Spoko, to nie to. Nie będę tu szokował, nic nie zmieniam, pozostaję przy swoich preferencjach i gustach. Historia przebiegła w sposób następujący.
Otóż od dłuższego czasu kilka osób sugerowało mi, że moja wierna Diana ma za krótką cięciwę. A że łuk ma już ponad 20 lat, to pomyślałem sobie, że to wstyd i trochę nie na miejscu w tym wieku pokazywać się światu w za krótkim, bądź co bądź, jedynym ubranku. Przypomniał mi się fragment o Gavroche’u, który rzucił młodej, kuso ubranej żebraczce swój szal z myślą, że życie jest niesprawiedliwe: „to, co kiedyś uchodzi, w pewnym wieku staje się dużym problemem”. Żeby nie było, żem taki oczytany. Z Nędzników skojarzyłem tylko widok młodej dziewczyny w kusych ciuchach i rzeźbę słonia na placu Bastylii.
Diana ?
Do brzegu, do brzegu. Za poradą Jiuzhizy pojechałem do sklepu „Łuk sport” na szoping. Wchodzę, odczekałem chwilę w kolejce (ponoć przez cały dzień nikogo nie było) i trafiłem do specjalisty – pana Adama. Wyłuszczam mu swoją sprawę, że Diana, że cięciwa za krótka i tak dalej. A on mi mówi: „to proszę pokazać”. A musicie wiedzieć, że ja Dianie uszyłem ubranko własnoręcznie, tj. na maszynie, ale sam. I zaczynam rozwiązywać te sznureczki, odpinać haftki, zapięcia, koroneczki… wróć, po prostu sznurkiem okręcone to było, tak o czymś innym pomyślałem. I pokazuję..
- Ale to nie jest Diana…
No jak nie?!!! Ponoć kiedyś w zimie kumplowi udało się wyjść ze żłobka z nie swoim dzieciakiem, ale tam wszystkie dzieciaki przypominają ludziki Michelina – można się rąbnąć. Kto by zapamiętał kolor kurtki, w którym rano dzieciaka dostarczał? Całe szczęście, że panie uczycielki dogoniły w drzwiach i wręczyły właściwe zawiniątko – w każdym razie żona zaakceptowała. No, więc nie Diana, czyli… ? JolkaJolka, Marysia? Poczułem się jak świnia. To musi być to uczucie, kiedy facet budzi się rano i za nic nie wie, jak ta istota obok ma na imię… A ja naprawdę byłem pewien, że to Diana.

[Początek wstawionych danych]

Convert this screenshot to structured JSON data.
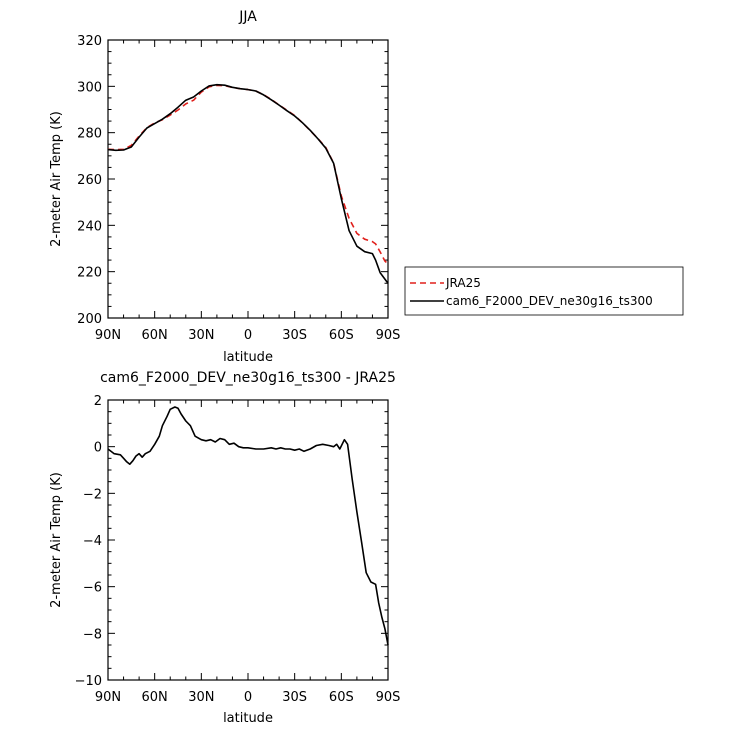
{
  "chart_data": [
    {
      "type": "line",
      "title": "JJA",
      "xlabel": "latitude",
      "ylabel": "2-meter Air Temp (K)",
      "ylim": [
        200,
        320
      ],
      "yticks": [
        200,
        220,
        240,
        260,
        280,
        300,
        320
      ],
      "xlim": [
        90,
        -90
      ],
      "xticks": [
        90,
        60,
        30,
        0,
        -30,
        -60,
        -90
      ],
      "xtick_labels": [
        "90N",
        "60N",
        "30N",
        "0",
        "30S",
        "60S",
        "90S"
      ],
      "legend_position": "right",
      "x": [
        90,
        85,
        80,
        75,
        70,
        65,
        60,
        55,
        50,
        45,
        40,
        35,
        30,
        25,
        20,
        15,
        10,
        5,
        0,
        -5,
        -10,
        -15,
        -20,
        -25,
        -30,
        -35,
        -40,
        -45,
        -50,
        -55,
        -60,
        -65,
        -70,
        -75,
        -80,
        -82,
        -85,
        -88,
        -90
      ],
      "series": [
        {
          "name": "JRA25",
          "color": "#e0201c",
          "dash": "dashed",
          "values": [
            272.8,
            272.7,
            272.8,
            274.5,
            278.5,
            282.2,
            284.2,
            285.6,
            287.6,
            289.8,
            292.4,
            294.0,
            297.5,
            299.8,
            300.4,
            300.3,
            299.5,
            299.0,
            298.6,
            298.0,
            296.4,
            294.3,
            292.0,
            289.7,
            287.4,
            284.3,
            280.9,
            277.4,
            273.6,
            266.9,
            252.7,
            243.0,
            236.5,
            234.0,
            233.0,
            232.0,
            228.5,
            224.6,
            223.3
          ]
        },
        {
          "name": "cam6_F2000_DEV_ne30g16_ts300",
          "color": "#000000",
          "dash": "solid",
          "values": [
            272.7,
            272.4,
            272.5,
            273.8,
            278.1,
            282.0,
            283.9,
            285.8,
            288.2,
            291.0,
            294.0,
            295.4,
            298.0,
            300.2,
            300.7,
            300.5,
            299.6,
            299.0,
            298.6,
            298.0,
            296.3,
            294.2,
            291.9,
            289.5,
            287.2,
            284.3,
            281.0,
            277.3,
            273.3,
            266.8,
            251.6,
            237.7,
            231.0,
            228.6,
            227.8,
            225.0,
            219.5,
            216.8,
            215.0
          ]
        }
      ]
    },
    {
      "type": "line",
      "title": "cam6_F2000_DEV_ne30g16_ts300 - JRA25",
      "xlabel": "latitude",
      "ylabel": "2-meter Air Temp (K)",
      "ylim": [
        -10,
        2
      ],
      "yticks": [
        -10,
        -8,
        -6,
        -4,
        -2,
        0,
        2
      ],
      "xlim": [
        90,
        -90
      ],
      "xticks": [
        90,
        60,
        30,
        0,
        -30,
        -60,
        -90
      ],
      "xtick_labels": [
        "90N",
        "60N",
        "30N",
        "0",
        "30S",
        "60S",
        "90S"
      ],
      "x": [
        90,
        86,
        82,
        80,
        78,
        76,
        74,
        72,
        70,
        68,
        66,
        63,
        60,
        57,
        55,
        52,
        50,
        47,
        45,
        43,
        40,
        37,
        34,
        30,
        27,
        24,
        21,
        18,
        15,
        12,
        9,
        6,
        3,
        0,
        -5,
        -10,
        -15,
        -18,
        -21,
        -24,
        -27,
        -30,
        -33,
        -36,
        -40,
        -44,
        -48,
        -52,
        -55,
        -57,
        -59,
        -62,
        -64,
        -67,
        -70,
        -73,
        -76,
        -79,
        -82,
        -84,
        -86,
        -88,
        -90
      ],
      "series": [
        {
          "name": "",
          "color": "#000000",
          "values": [
            -0.1,
            -0.3,
            -0.35,
            -0.5,
            -0.65,
            -0.75,
            -0.6,
            -0.4,
            -0.3,
            -0.45,
            -0.3,
            -0.2,
            0.1,
            0.45,
            0.9,
            1.3,
            1.6,
            1.7,
            1.65,
            1.4,
            1.1,
            0.9,
            0.45,
            0.3,
            0.25,
            0.3,
            0.2,
            0.35,
            0.3,
            0.1,
            0.15,
            0.0,
            -0.05,
            -0.05,
            -0.1,
            -0.1,
            -0.05,
            -0.1,
            -0.05,
            -0.1,
            -0.1,
            -0.15,
            -0.1,
            -0.2,
            -0.1,
            0.05,
            0.1,
            0.05,
            0.0,
            0.1,
            -0.1,
            0.3,
            0.1,
            -1.4,
            -2.8,
            -4.1,
            -5.4,
            -5.8,
            -5.9,
            -6.7,
            -7.3,
            -7.8,
            -8.5
          ]
        }
      ]
    }
  ]
}
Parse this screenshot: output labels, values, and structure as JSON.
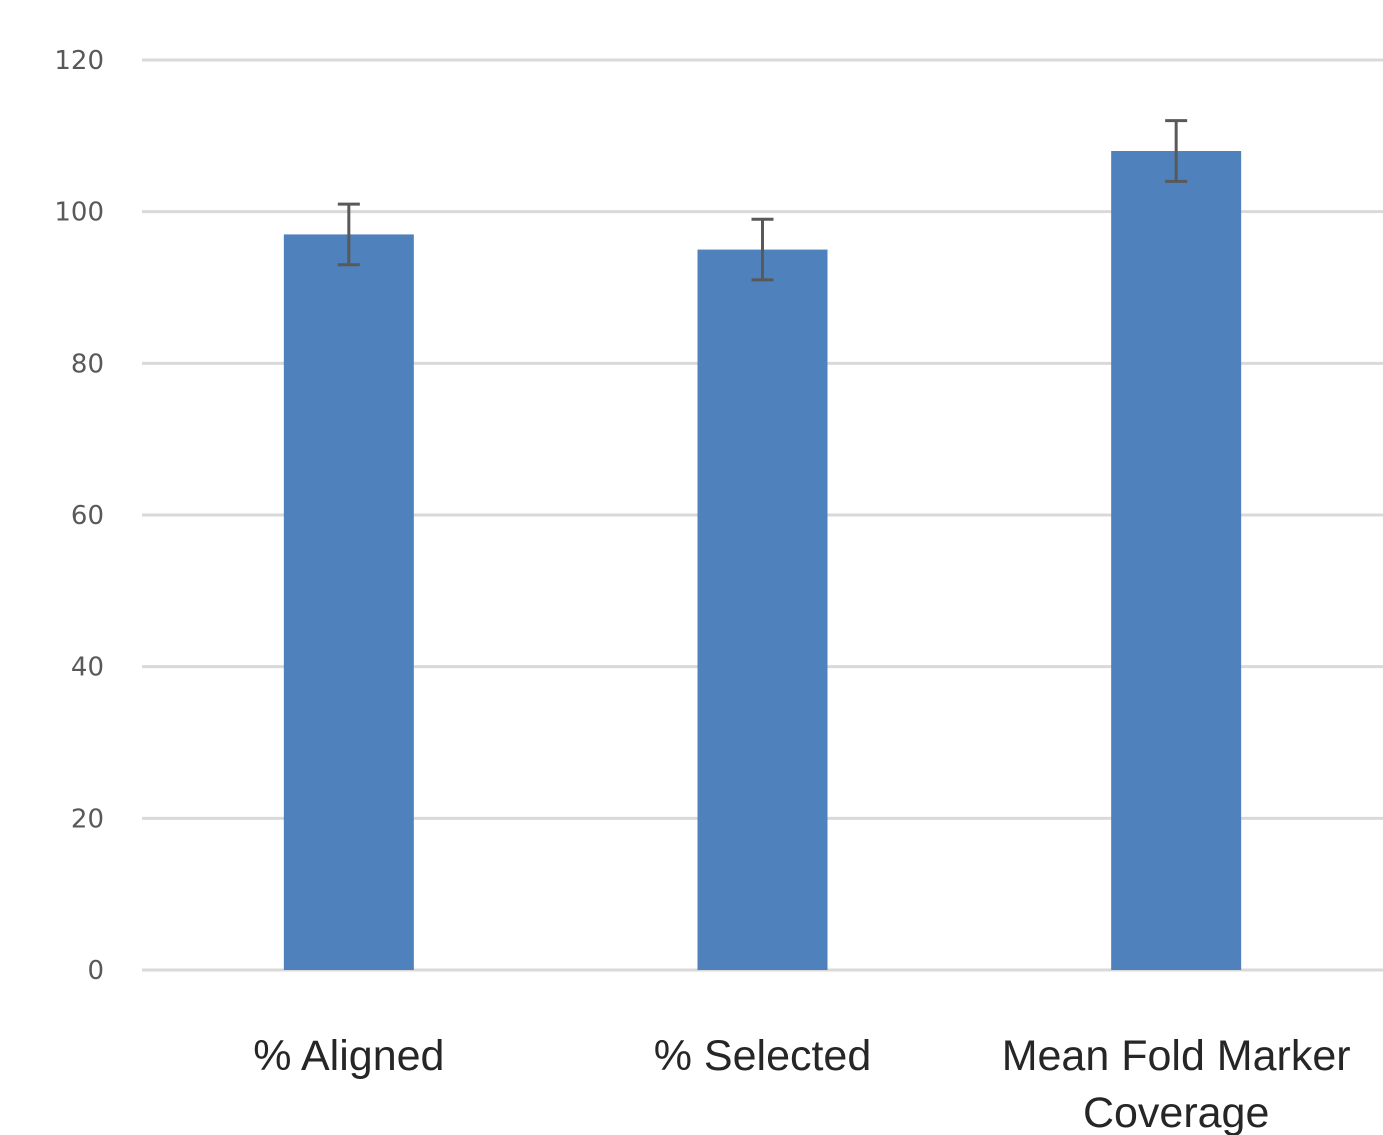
{
  "chart_data": {
    "type": "bar",
    "categories": [
      [
        "% Aligned"
      ],
      [
        "% Selected"
      ],
      [
        "Mean Fold Marker",
        "Coverage"
      ]
    ],
    "values": [
      97,
      95,
      108
    ],
    "error": [
      4,
      4,
      4
    ],
    "ylim": [
      0,
      120
    ],
    "yticks": [
      0,
      20,
      40,
      60,
      80,
      100,
      120
    ],
    "ytick_labels": [
      "0",
      "20",
      "40",
      "60",
      "80",
      "100",
      "120"
    ],
    "title": "",
    "xlabel": "",
    "ylabel": "",
    "grid": true,
    "legend": "none",
    "colors": {
      "bar": "#4f81bd",
      "grid": "#d9d9d9",
      "error_bar": "#595959",
      "tick_text": "#595959",
      "category_text": "#262626"
    }
  }
}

- To nie jest Diana, to Longbow
strzelanie z łuku
No to tragedia, bo ja tę Dianę traktowałem jak kobietę. Nie, nie, bez przesady, nie aż tak… tylko po prostu myślałem o niej w rodzaju żeńskim i mówiłem tak samo. Tak dla wyjaśnienia, Diana to nie imię łuku, choć ja tak tego używałem, to po prostu nazwa modelu – tak ją nazwał producent. I teraz będę musiał to wszystko zmienić. Trudno się będzie przyzwyczaić i przestawić. Nie uchodzi do faceta tak się zwracać. I tak przez z górą dwadzieścia lat mieszałem mu w słojach. Teraz muszę to odkręcić, zrobić go bardziej męskiego… no nie wiem. A co jeśli lata życia pod płaszczykiem zmieniły mu bezpowrotnie charakter i już nigdy nie zatęskni za przegryzaniem gardeł normandzkich rycerzy? Na pewno muszę zmienić mu imię, na inne. Ma ktoś pomysł? Tylko żeby nie kojarzyło się z Lechem Poznań.
Czasami tak jest, że człek ma problemy z identyfikacją płci. Daaawno temu, miałem bojowe zadanie przynieść do domu zwierzaka. Warunki brzegowe były proste. Ma to być czarna kotka. Dostałem do wyboru koszyk pełen małych kociaków. Było ich tam niczym kiełby na grilu. Złapałem czarne futerko, fachowo obróciłem brzuchem do góry i zapakowałem za pazuchę. Kot otrzymał imię Azja (choć miała być Furia). Dopiero po dwóch czy trzech tygodniach moja ówczesna partnerka podsunęła mi ten czarny kłębek pod nos z pytaniem: „Widzisz to? Co to jest?”. No fuk… No kot to był. Łebek, futro, sutki i na końcu… Na końcu był mały koniuszek… Ja tam mam słaby wzrok. Całe szczęście, że Tuchajbejowiczowi też na pierwsze było Azja. Pozostało tylko wykłuć ryby siną farbą…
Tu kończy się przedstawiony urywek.